I'm a freshman CS student at my university and I'm struggling with understanding my professor through his thick accent.

I've asked him to explain the proof for this multiple times and still have trouble comprehending what he's trying to tell me.

The question is:

Prove that: $P\to (Q\to R)$ is equivalent to $(P\wedge Q) \to R$

He wants us to prove it using math and goes on to tell me that $P \to(Q\to R)=\neg P \lor (\neg Q \lor R)$

From that point on, I was completely lost and unable to follow along.

Answer 1

Your professor is using a standard fact in logic that $P\to Q$ is equivalent to $\lnot P \vee Q$ (or $\lnot P + Q$ or $P'+Q$ or whatever notation you are using).
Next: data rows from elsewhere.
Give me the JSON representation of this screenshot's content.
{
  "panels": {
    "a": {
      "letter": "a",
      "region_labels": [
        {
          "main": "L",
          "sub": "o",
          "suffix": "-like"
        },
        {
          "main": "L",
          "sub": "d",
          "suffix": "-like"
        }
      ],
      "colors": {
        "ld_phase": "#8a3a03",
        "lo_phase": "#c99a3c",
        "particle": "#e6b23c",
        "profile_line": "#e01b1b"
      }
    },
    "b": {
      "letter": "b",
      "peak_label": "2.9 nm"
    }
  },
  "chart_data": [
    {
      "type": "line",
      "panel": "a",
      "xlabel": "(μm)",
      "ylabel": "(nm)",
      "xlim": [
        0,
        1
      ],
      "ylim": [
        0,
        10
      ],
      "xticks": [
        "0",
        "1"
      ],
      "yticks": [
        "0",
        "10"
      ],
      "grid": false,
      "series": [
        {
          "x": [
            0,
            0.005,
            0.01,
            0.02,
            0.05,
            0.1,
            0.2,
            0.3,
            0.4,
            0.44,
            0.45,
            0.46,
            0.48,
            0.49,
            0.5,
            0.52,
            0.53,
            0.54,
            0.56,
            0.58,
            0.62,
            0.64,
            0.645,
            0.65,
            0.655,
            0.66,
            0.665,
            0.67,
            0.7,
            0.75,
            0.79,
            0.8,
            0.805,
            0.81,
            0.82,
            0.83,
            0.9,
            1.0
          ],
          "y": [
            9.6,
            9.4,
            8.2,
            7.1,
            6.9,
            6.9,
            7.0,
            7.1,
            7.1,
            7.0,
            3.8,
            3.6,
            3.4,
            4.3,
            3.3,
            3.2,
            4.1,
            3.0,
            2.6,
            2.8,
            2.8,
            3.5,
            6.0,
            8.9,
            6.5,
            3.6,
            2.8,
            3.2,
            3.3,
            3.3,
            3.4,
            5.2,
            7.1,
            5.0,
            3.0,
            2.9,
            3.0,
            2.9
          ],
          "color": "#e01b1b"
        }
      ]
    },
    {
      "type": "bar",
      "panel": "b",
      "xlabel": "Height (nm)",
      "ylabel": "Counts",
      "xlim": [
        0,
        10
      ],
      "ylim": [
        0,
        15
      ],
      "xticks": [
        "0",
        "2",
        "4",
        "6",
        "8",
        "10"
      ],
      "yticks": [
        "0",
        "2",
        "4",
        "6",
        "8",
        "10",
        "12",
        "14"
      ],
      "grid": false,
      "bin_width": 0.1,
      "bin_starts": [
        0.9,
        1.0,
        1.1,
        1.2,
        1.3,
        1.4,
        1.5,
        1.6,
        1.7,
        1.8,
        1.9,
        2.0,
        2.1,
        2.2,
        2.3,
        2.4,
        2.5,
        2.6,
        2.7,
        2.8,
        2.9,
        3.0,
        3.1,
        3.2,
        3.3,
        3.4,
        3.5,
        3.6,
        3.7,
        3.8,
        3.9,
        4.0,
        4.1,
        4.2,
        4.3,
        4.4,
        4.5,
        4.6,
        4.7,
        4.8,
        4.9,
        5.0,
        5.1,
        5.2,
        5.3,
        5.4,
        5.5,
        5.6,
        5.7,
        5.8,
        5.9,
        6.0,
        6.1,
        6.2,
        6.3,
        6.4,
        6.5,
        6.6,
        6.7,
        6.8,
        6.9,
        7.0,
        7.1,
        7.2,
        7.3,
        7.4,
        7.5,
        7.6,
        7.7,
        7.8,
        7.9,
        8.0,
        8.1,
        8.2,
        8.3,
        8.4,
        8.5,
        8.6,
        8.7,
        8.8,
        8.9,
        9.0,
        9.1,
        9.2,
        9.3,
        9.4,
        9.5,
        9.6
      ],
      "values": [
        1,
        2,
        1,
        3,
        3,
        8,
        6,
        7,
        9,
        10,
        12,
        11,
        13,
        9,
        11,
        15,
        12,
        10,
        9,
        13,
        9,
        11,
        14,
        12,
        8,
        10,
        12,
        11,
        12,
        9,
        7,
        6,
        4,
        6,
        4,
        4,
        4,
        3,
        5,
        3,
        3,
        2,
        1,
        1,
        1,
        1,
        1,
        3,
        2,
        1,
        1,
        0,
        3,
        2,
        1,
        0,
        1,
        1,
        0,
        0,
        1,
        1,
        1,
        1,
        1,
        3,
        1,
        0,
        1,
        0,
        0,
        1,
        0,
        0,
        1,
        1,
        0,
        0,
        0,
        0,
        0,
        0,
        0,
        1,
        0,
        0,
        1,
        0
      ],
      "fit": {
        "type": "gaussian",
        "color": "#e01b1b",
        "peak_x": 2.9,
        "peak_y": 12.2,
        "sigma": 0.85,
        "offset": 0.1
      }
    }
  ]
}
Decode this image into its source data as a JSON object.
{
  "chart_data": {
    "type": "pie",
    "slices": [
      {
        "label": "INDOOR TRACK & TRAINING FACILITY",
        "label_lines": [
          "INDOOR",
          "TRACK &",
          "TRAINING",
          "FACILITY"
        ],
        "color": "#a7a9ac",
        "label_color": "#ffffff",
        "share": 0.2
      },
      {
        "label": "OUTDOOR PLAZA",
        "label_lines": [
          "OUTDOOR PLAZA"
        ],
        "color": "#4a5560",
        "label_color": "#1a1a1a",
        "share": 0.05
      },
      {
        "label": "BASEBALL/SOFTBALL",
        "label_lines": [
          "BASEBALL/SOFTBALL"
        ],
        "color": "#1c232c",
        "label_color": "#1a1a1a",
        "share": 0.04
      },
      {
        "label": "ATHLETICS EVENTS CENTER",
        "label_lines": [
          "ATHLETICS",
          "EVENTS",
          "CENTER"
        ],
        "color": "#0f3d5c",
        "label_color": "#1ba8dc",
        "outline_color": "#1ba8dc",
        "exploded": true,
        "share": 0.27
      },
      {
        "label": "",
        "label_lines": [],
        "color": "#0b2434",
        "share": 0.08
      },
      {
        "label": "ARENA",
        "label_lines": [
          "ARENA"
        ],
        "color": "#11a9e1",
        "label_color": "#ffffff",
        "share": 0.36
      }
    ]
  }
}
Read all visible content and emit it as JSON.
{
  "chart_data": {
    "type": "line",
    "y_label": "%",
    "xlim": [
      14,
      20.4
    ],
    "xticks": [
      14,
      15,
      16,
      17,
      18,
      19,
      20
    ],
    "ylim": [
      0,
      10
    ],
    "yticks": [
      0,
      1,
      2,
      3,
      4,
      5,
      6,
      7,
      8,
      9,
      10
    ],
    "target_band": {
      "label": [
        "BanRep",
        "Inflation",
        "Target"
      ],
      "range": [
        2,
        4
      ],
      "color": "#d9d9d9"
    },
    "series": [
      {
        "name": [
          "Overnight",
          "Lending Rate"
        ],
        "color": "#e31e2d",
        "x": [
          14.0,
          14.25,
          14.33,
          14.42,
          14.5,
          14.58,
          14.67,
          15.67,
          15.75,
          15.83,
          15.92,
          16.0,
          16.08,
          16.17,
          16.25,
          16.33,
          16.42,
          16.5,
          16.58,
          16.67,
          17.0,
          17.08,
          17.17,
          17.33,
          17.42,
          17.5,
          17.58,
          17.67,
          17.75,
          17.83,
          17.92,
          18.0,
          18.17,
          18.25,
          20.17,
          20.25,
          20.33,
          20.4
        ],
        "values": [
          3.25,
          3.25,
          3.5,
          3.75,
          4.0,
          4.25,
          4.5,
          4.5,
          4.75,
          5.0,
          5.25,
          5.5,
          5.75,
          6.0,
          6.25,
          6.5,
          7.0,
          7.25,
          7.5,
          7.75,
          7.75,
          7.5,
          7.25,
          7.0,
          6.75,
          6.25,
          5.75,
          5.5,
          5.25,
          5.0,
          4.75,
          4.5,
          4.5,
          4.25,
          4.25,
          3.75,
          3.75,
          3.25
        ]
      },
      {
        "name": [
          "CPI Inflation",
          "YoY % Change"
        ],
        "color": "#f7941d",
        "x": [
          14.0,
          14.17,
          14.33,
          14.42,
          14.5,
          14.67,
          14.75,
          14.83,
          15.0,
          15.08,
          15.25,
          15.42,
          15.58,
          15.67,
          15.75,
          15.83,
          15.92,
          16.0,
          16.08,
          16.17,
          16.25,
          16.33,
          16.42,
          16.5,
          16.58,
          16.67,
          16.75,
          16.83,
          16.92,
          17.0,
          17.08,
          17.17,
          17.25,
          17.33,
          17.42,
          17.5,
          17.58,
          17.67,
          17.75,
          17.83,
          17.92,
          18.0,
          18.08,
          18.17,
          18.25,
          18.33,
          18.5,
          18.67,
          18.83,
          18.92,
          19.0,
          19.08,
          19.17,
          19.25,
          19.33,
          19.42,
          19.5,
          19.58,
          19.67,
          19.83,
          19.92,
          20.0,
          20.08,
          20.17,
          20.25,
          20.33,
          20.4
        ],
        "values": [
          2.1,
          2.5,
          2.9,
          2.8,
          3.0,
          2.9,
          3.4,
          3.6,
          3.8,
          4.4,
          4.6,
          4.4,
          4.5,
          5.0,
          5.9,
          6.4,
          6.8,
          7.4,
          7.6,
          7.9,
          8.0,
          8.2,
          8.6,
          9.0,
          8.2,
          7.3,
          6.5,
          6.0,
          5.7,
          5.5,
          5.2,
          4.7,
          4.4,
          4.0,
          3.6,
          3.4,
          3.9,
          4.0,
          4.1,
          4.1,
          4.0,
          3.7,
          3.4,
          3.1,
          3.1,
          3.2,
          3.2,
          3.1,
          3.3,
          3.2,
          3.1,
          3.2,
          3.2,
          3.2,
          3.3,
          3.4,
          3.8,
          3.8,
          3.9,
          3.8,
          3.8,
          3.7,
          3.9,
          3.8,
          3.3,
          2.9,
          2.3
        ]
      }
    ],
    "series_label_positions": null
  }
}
Applying this to your question, you get that

$$\begin{align} P\to(Q\to R) &= \lnot P \vee (Q\to R) \\ &= \lnot P \vee (\lnot Q \vee R) \\ &= (\lnot P \vee \lnot Q) \vee R \\ &= \lnot (P \wedge Q) \vee R \\ &= (P \wedge Q) \to R \end{align}$$

Answer 2

Here's how I recommend you think about it. The only situation $P\implies Q$ is false is when $P$ is true and $Q$ is false. So the only situation in which $P\wedge Q\implies R$ is false is when $P\wedge Q$ is true (i.e., $P$ and $Q$ both true) and $R$ is false. Now, when is $P\implies (Q\implies R)$ false?